Norberto apenas tarde

Crítica de David Obarrio - Cinemarama

Norberto, como si nada hubiera sucedido

Siempre resulta poco grato ver escenas de una obra de teatro adentro de una película. Da la sensación de que en esos momentos el cine se achatara, bajara la cabeza y se volviera culposo a favor de una actividad con mayor prestigio social, como si un arte no pudiera contener al otro sin rendirle una pleitesía automática. Pero mucho peor todavía es encontrarse con una película donde se muestran ensayos de una obra de teatro. Norberto apenas tarde tiene un poco de las dos cosas.
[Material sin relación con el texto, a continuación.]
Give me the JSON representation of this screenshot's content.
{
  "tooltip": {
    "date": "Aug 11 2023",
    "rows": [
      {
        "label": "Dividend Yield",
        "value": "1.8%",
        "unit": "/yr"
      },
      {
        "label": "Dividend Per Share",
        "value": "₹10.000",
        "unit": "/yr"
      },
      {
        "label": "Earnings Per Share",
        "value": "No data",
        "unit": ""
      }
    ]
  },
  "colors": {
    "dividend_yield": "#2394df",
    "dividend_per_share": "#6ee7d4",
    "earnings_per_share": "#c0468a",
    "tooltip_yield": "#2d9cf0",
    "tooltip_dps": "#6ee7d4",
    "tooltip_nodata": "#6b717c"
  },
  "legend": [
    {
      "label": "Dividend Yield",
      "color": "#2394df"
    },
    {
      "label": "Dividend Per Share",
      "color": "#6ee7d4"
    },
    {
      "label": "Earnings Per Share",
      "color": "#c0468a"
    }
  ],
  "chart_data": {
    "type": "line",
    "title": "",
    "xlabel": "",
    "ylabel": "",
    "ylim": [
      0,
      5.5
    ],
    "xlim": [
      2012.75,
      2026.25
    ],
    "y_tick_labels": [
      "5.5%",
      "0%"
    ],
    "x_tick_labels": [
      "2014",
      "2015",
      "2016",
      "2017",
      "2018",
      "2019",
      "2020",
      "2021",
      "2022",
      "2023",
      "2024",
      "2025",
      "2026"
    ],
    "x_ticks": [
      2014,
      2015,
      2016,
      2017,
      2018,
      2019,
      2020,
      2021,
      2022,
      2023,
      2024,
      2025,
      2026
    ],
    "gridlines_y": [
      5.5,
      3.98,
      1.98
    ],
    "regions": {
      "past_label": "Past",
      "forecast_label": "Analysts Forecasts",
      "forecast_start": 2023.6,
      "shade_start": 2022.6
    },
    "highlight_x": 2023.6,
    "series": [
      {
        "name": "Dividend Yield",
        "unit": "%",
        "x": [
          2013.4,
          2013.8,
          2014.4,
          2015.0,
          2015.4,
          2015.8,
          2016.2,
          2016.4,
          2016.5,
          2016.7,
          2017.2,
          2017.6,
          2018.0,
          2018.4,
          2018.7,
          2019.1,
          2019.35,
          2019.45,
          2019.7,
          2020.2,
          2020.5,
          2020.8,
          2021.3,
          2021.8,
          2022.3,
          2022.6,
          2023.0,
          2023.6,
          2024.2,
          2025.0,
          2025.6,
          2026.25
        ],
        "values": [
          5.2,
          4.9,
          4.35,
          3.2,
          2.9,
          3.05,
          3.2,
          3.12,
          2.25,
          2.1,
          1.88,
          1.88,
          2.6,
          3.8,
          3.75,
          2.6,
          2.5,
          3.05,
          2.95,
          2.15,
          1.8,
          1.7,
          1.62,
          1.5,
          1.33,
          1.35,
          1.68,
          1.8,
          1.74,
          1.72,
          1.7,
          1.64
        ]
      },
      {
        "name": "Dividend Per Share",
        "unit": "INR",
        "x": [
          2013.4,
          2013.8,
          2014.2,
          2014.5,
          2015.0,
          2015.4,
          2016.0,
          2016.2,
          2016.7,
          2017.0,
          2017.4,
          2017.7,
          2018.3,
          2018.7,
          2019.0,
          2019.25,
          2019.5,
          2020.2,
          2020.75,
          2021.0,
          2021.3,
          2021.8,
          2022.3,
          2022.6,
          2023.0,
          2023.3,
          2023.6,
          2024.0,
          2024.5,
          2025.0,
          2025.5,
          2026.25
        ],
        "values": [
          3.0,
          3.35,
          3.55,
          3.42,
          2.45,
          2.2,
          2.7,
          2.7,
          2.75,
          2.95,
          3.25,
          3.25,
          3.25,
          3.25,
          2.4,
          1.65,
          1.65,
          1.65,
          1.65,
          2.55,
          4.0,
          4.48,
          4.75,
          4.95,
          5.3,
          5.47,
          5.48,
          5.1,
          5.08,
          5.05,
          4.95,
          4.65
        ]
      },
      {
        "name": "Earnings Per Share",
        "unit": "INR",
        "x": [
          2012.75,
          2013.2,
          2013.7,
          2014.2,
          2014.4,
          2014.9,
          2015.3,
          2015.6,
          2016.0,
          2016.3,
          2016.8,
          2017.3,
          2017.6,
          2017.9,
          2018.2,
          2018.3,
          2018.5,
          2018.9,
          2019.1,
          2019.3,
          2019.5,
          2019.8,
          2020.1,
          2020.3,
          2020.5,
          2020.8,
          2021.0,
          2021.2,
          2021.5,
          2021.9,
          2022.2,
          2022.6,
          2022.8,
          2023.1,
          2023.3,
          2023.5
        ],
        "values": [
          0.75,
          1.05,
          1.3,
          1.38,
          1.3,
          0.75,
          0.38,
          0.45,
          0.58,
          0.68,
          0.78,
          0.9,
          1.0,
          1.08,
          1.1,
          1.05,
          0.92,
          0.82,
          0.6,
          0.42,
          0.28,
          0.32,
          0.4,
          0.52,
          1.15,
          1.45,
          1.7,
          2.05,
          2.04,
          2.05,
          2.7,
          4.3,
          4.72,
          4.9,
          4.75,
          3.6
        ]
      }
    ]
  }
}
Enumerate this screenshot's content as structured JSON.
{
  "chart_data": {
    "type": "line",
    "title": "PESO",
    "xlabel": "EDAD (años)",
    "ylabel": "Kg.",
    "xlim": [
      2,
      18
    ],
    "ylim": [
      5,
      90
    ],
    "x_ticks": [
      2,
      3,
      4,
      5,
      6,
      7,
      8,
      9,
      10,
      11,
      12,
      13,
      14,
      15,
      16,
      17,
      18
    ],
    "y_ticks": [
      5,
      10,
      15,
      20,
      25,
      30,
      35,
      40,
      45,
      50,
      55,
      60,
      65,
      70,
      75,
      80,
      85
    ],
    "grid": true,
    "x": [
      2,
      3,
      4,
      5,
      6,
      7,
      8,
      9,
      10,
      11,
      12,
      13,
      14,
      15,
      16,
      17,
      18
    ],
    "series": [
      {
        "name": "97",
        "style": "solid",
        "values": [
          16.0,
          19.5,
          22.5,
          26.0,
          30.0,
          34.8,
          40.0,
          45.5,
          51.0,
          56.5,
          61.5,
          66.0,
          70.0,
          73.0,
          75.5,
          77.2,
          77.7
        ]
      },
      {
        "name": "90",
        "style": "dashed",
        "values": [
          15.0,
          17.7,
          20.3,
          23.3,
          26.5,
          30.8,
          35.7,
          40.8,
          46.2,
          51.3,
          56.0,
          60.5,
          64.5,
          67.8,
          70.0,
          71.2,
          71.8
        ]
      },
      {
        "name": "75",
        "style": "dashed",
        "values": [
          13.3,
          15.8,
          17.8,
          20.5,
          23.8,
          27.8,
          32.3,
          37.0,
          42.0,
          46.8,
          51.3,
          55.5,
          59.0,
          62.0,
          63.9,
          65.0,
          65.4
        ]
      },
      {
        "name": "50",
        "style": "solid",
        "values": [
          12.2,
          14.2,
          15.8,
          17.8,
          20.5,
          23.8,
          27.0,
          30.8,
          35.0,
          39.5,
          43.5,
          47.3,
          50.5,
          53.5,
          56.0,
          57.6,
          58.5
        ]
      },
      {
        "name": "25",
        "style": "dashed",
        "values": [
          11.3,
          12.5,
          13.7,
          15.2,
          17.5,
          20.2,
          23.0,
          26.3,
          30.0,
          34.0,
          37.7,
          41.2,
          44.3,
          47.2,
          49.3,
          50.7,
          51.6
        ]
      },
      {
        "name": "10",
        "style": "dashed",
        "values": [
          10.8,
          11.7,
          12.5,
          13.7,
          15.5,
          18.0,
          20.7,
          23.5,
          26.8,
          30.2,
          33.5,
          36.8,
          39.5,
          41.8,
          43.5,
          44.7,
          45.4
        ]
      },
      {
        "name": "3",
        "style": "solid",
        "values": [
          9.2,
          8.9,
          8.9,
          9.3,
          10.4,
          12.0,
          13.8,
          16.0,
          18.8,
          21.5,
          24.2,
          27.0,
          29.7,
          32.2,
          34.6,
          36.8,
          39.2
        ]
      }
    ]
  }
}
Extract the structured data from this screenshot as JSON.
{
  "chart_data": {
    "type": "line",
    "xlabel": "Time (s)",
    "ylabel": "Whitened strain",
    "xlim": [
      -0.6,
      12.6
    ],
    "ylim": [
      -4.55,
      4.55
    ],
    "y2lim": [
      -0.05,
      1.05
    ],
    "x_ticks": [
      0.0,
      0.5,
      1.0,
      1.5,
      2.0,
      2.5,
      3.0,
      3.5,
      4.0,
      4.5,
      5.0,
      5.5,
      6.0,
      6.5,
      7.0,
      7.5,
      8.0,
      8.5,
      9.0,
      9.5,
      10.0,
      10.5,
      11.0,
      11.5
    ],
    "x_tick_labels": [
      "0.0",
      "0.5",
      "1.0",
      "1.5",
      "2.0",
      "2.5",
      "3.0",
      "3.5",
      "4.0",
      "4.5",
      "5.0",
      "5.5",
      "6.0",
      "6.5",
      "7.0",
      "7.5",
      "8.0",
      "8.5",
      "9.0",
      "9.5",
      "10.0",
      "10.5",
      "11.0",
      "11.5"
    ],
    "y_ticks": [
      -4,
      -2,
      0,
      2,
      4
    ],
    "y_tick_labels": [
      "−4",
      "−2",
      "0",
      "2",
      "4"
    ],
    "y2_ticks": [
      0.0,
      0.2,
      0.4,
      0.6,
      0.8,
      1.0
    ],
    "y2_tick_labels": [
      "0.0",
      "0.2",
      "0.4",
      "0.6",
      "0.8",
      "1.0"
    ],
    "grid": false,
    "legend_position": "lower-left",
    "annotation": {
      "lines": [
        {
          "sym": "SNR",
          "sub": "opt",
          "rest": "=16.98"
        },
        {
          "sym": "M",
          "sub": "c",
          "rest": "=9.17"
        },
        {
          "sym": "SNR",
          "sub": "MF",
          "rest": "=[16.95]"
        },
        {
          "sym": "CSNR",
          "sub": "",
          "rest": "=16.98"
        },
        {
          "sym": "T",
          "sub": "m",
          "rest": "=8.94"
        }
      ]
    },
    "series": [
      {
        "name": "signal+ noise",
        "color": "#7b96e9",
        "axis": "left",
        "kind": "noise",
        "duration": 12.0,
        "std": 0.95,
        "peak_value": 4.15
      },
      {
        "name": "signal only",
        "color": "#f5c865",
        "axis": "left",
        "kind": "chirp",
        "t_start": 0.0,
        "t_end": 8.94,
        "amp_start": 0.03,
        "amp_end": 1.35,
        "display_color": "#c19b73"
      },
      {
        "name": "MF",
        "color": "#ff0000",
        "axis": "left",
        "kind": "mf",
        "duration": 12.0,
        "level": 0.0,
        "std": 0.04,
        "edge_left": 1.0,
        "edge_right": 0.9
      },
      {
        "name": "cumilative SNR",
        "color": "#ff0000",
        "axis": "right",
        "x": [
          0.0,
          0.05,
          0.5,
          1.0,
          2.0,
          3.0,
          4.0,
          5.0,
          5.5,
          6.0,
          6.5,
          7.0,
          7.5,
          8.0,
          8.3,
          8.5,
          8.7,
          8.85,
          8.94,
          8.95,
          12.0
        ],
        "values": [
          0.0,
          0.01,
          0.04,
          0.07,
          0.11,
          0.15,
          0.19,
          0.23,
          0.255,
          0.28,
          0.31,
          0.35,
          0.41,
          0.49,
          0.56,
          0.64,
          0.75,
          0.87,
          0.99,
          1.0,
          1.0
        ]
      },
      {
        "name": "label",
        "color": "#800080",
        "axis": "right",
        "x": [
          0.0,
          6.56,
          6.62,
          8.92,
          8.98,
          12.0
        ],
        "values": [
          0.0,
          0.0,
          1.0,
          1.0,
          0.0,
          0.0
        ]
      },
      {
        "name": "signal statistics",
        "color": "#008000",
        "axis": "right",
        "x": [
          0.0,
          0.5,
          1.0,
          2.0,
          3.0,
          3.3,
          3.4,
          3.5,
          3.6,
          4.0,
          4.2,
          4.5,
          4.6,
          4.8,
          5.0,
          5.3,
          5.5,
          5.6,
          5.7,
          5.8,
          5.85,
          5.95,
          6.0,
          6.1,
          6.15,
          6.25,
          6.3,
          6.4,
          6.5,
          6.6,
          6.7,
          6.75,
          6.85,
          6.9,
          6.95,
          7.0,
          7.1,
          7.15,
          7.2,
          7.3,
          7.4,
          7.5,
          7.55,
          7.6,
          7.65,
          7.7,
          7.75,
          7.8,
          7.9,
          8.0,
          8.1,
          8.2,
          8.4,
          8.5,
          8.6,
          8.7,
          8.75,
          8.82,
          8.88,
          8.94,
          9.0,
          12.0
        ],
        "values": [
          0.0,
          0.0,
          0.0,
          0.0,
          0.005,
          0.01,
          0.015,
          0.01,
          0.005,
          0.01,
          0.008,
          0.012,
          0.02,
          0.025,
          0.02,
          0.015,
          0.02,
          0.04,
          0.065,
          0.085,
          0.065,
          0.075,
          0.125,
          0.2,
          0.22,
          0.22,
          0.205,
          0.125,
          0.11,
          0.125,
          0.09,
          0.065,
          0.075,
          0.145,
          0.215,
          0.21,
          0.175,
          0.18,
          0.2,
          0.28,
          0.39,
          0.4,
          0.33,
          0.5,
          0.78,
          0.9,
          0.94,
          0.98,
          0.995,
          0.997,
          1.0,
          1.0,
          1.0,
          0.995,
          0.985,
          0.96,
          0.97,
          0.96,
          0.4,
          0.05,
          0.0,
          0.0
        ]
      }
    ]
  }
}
O parece que las tuviera, porque el centro de la película con la que Daniel Hendler debuta en la dirección es un tipo que sale del pozo cuando decide inscribirse en un curso de teatro. La película describe el itinerario emocional de su protagonista desde su condición de apocado y oscuro empleado en una inmobiliaria de la ciudad de Montevideo hasta su inopinada conversión en actor de teatro vocacional igual de oscuro que antes. Hendler deja claro que la clave para Norberto es el reto que representa para él ese mundo nuevo del teatro en el que está incursionando, esta terra incognita a la que accede husmeando como un animal perdido y que termina proporcionándole el kit de anticuerpos para más o menos desenvolverse en la vida pertrechado con una razonable dignidad.

Un cierto espíritu redentor sobrevuela todo el tiempo las imágenes neutras de Hendler, sus tonos ligeramente apagados, casi inertes (melancolía es una palabra demasiado grande para describirlas). Es decir, la película se cuida bien del menor énfasis a la hora de establecer el halo de grisura cósmica que rodea al protagonista –esto incluye a modo de concesión pequeños gags que se repiten o dilatan interminablemente, como la alarma del auto que suena a su antojo o el examen de esperma-, pero el caso es que no puede evitar los ribetes beatíficos que se desprenden de la nueva actividad del personaje. Por el teatro, Norberto aguanta imperturbable el abandono de su esposa, le deja de repente el departamento, renuncia al trabajo y, básicamente, comparte horas de su vida con una pandilla con la que por fin parece tener algo en común, esas chicas y muchachos sin excepción menores que él a los que se dirige llamándoles “chiquilines” (en lo que aparenta ser un simpático modismo uruguayo); pero, principalmente, deja de mentir y de inventar excusas para no tomar decisiones. La idea evidente es que el arte de la actuación le permite mostrarse ante el mundo tal cual es. De hecho, después de una exitosa función para invitados, el grupo de actores se va de festejo a un bar y Norberto termina borracho bailando un striptease arriba de una mesa para algarabía de todo el mundo. Sin embargo, esa escena no termina de constituir un momento auténticamente alegre. Hendler parece creer en el estatuto superior del teatro pero su personaje acaso resulte demasiado poco para hacerse transformar del todo por sus declaradas cualidades de excelencia. La última imagen lo encuentra en la soledad de un departamento vacío: Norberto está en una especie de tiempo indefinido, ya que el plano es poco explícito acerca de su situación y podría tanto augurar un futuro promisorio como señalar un presente desolador: Norberto apenas tarde no consigue en el final redimir cabalmente a su protagonista y esa ambigüedad esencial tal vez sea el principal atractivo de esta modesta y extraña película.